A new surveillance system created by the Centers for Disease Control and Prevention finds that select counties in Connecticut have the highest hospitalization rate for coronavirus disease among jurisdictions in 14 states under review.
In most instances, the hospitalization rate in Connecticut was higher than the comparable rates in select counties in peer states, including New York and California. Connecticut’s rate was approximately 15 per 100,000 people, while New York was approximately eight and California slightly higher than two. Only counties in Michigan came close to Connecticut, with a hospitalization rate of approximately 12 per 100,000 people. Counties in Ohio, meanwhile, had about one.
The results were released Wednesday (April 8) as part of the CDC’s COVID-19 Associated Hospitalization Surveillance Network (COVID-NET). It is the first publication of COVID-NET data and other reports analyzing the same 14 jurisdictions are expected at regular intervals. The 14 jurisdictions represent about 10 percent of the U.S. population.
The Emerging Infections Program (EIP) at Yale School of Public Health worked closely with the Connecticut Department of Public Health and the CDC to gather the results for Connecticut.

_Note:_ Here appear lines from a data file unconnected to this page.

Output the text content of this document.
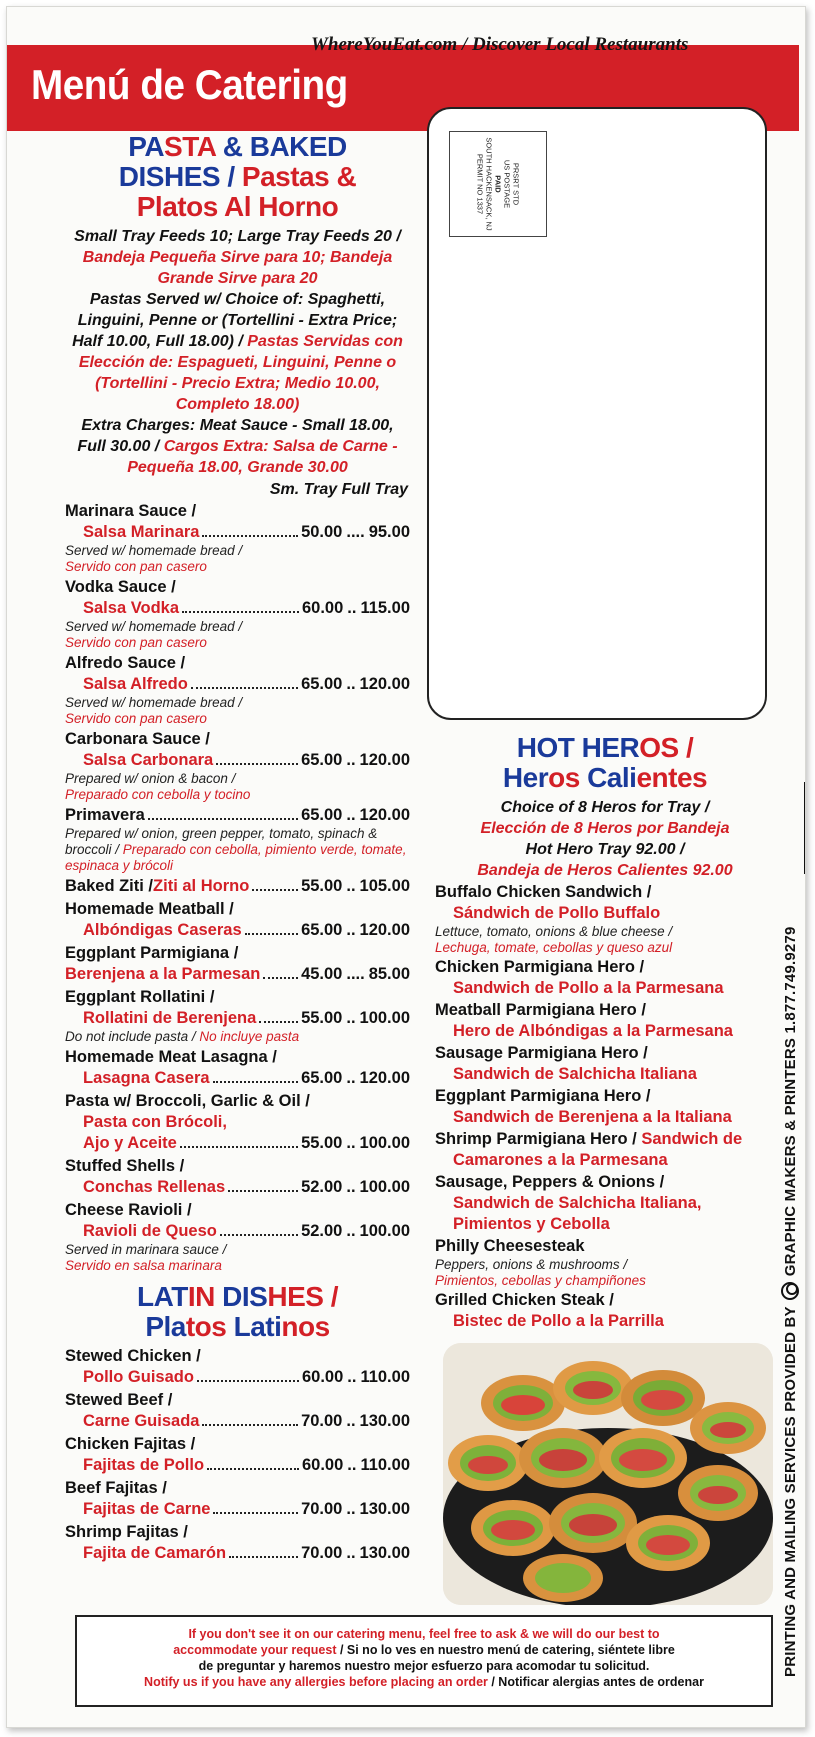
WhereYouEat.com / Discover Local Restaurants
Menú de Catering
PASTA & BAKED
DISHES / Pastas &
Platos Al Horno
Small Tray Feeds 10; Large Tray Feeds 20 / Bandeja Pequeña Sirve para 10; Bandeja Grande Sirve para 20
Pastas Served w/ Choice of: Spaghetti, Linguini, Penne or (Tortellini - Extra Price; Half 10.00, Full 18.00) / Pastas Servidas con Elección de: Espagueti, Linguini, Penne o (Tortellini - Precio Extra; Medio 10.00, Completo 18.00)
Extra Charges: Meat Sauce - Small 18.00, Full 30.00 / Cargos Extra: Salsa de Carne - Pequeña 18.00, Grande 30.00
Sm. Tray Full Tray
Marinara Sauce /
Salsa Marinara	50.00 .... 95.00
Served w/ homemade bread /
Servido con pan casero
Vodka Sauce /
Salsa Vodka	60.00 .. 115.00
Served w/ homemade bread /
Servido con pan casero
Alfredo Sauce /
Salsa Alfredo	65.00 .. 120.00
Served w/ homemade bread /
Servido con pan casero
Carbonara Sauce /
Salsa Carbonara	65.00 .. 120.00
Prepared w/ onion & bacon /
Preparado con cebolla y tocino
Primavera	65.00 .. 120.00
Prepared w/ onion, green pepper, tomato, spinach & broccoli / Preparado con cebolla, pimiento verde, tomate, espinaca y brócoli
Baked Ziti / Ziti al Horno	55.00 .. 105.00
Homemade Meatball /
Albóndigas Caseras	65.00 .. 120.00
Eggplant Parmigiana /
Berenjena a la Parmesan 45.00 .... 85.00
Eggplant Rollatini /
Rollatini de Berenjena	55.00 .. 100.00
Do not include pasta / No incluye pasta
Homemade Meat Lasagna /
Lasagna Casera	65.00 .. 120.00
Pasta w/ Broccoli, Garlic & Oil /
Pasta con Brócoli,
Ajo y Aceite	55.00 .. 100.00
Stuffed Shells /
Conchas Rellenas	52.00 .. 100.00
Cheese Ravioli /
Ravioli de Queso	52.00 .. 100.00
Served in marinara sauce /
Servido en salsa marinara
LATIN DISHES /
Platos Latinos
Stewed Chicken /
Pollo Guisado	60.00 .. 110.00
Stewed Beef /
Carne Guisada	70.00 .. 130.00
Chicken Fajitas /
Fajitas de Pollo	60.00 .. 110.00
Beef Fajitas /
Fajitas de Carne	70.00 .. 130.00
Shrimp Fajitas /
Fajita de Camarón	70.00 .. 130.00
PRSRT STD
US POSTAGE
PAID
SOUTH HACKENSACK, NJ
PERMIT NO 1337
HOT HEROS /
Heros Calientes
Choice of 8 Heros for Tray /
Elección de 8 Heros por Bandeja
Hot Hero Tray 92.00 /
Bandeja de Heros Calientes 92.00
Buffalo Chicken Sandwich /
Sándwich de Pollo Buffalo
Lettuce, tomato, onions & blue cheese /
Lechuga, tomate, cebollas y queso azul
Chicken Parmigiana Hero /
Sandwich de Pollo a la Parmesana
Meatball Parmigiana Hero /
Hero de Albóndigas a la Parmesana
Sausage Parmigiana Hero /
Sandwich de Salchicha Italiana
Eggplant Parmigiana Hero /
Sandwich de Berenjena a la Italiana
Shrimp Parmigiana Hero / Sandwich de
Camarones a la Parmesana
Sausage, Peppers & Onions /
Sandwich de Salchicha Italiana,
Pimientos y Cebolla
Philly Cheesesteak
Peppers, onions & mushrooms /
Pimientos, cebollas y champiñones
Grilled Chicken Steak /
Bistec de Pollo a la Parrilla	PRINTING AND MAILING SERVICES PROVIDED BYGRAPHIC MAKERS & PRINTERS 1.877.749.9279
If you don't see it on our catering menu, feel free to ask & we will do our best to
accommodate your request / Si no lo ves en nuestro menú de catering, siéntete libre
de preguntar y haremos nuestro mejor esfuerzo para acomodar tu solicitud.
Notify us if you have any allergies before placing an order / Notificar alergias antes de ordenar
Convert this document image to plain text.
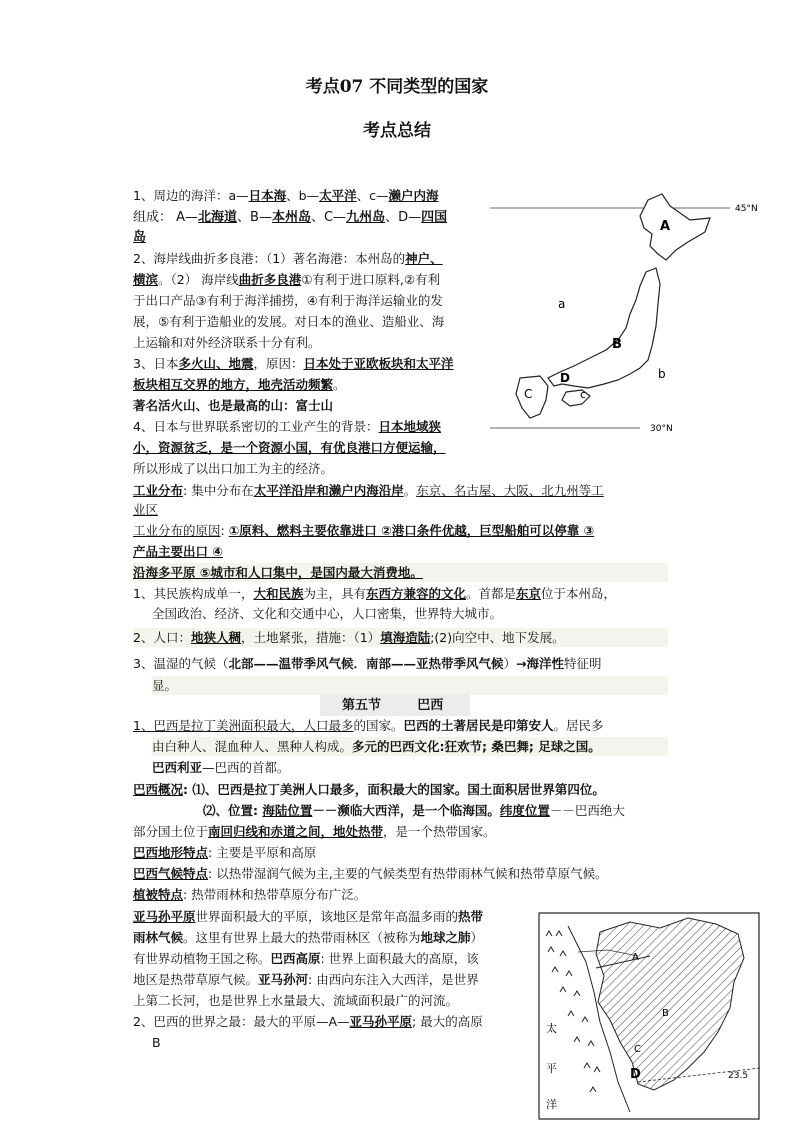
考点07 不同类型的国家
考点总结
1、周边的海洋：a—日本海、b—太平洋、c—濑户内海
组成： A—北海道、B—本州岛、C—九州岛、D—四国
岛
2、海岸线曲折多良港：（1）著名海港：本州岛的神户、
横滨。（2） 海岸线曲折多良港①有利于进口原料,②有利
于出口产品③有利于海洋捕捞，④有利于海洋运输业的发
展，⑤有利于造船业的发展。对日本的渔业、造船业、海
上运输和对外经济联系十分有利。
3、日本多火山、地震，原因：日本处于亚欧板块和太平洋
板块相互交界的地方，地壳活动频繁。
著名活火山、也是最高的山：富士山
4、日本与世界联系密切的工业产生的背景：日本地域狭
小，资源贫乏，是一个资源小国，有优良港口方便运输，
所以形成了以出口加工为主的经济。
工业分布: 集中分布在太平洋沿岸和濑户内海沿岸。东京、名古屋、大阪、北九州等工
业区
工业分布的原因: ①原料、燃料主要依靠进口 ②港口条件优越，巨型船舶可以停靠 ③
产品主要出口 ④
沿海多平原 ⑤城市和人口集中，是国内最大消费地。
1、其民族构成单一，大和民族为主，具有东西方兼容的文化。首都是东京位于本州岛，
全国政治、经济、文化和交通中心，人口密集，世界特大城市。
2、人口：地狭人稠，土地紧张，措施：（1）填海造陆;(2)向空中、地下发展。
3、温湿的气候（北部——温带季风气候．南部——亚热带季风气候）→海洋性特征明
显。
45°N
30°N
A
a
B
b
C	c
D
第五节        巴西
1、巴西是拉丁美洲面积最大，人口最多的国家。巴西的土著居民是印第安人。居民多
由白种人、混血种人、黑种人构成。多元的巴西文化:狂欢节; 桑巴舞; 足球之国。
巴西利亚—巴西的首都。
巴西概况: ⑴、巴西是拉丁美洲人口最多，面积最大的国家。国土面积居世界第四位。
⑵、位置: 海陆位置－－濒临大西洋，是一个临海国。纬度位置－－巴西绝大
部分国土位于南回归线和赤道之间，地处热带，是一个热带国家。
巴西地形特点: 主要是平原和高原
巴西气候特点: 以热带湿润气候为主,主要的气候类型有热带雨林气候和热带草原气候。
植被特点: 热带雨林和热带草原分布广泛。
亚马孙平原世界面积最大的平原，该地区是常年高温多雨的热带
雨林气候。这里有世界上最大的热带雨林区（被称为地球之肺）
有世界动植物王国之称。巴西高原: 世界上面积最大的高原，该
地区是热带草原气候。亚马孙河: 由西向东注入大西洋，是世界
上第二长河，也是世界上水量最大、流域面积最广的河流。
2、巴西的世界之最：最大的平原—A—亚马孙平原; 最大的高原
B
A
B
C
D	23.5
太
平
洋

“Geographically, we’re right between New York City and Boston, which are both active potential sources of COVID infections,” said Kimberly Yousey-Hindes, M.P.H., an epidemiologist at EIP, and Professor Linda Niccolai, PhD., study co-authors who oversee the data collection in Connecticut. “Connecticut also moved quickly to make COVID-19 a reportable condition so information is flowing from the hospitals to public health about these cases and has been since February.”
The CDC will use the data to better understand the most severe cases (those that are hospitalized) of COVID-19 on a national basis. In addition to hospitalization rates, the surveillance also collected data through medical record review on symptoms, risk factors, coinfections, diagnoses, treatment and outcomes, Yousey-Hindes said.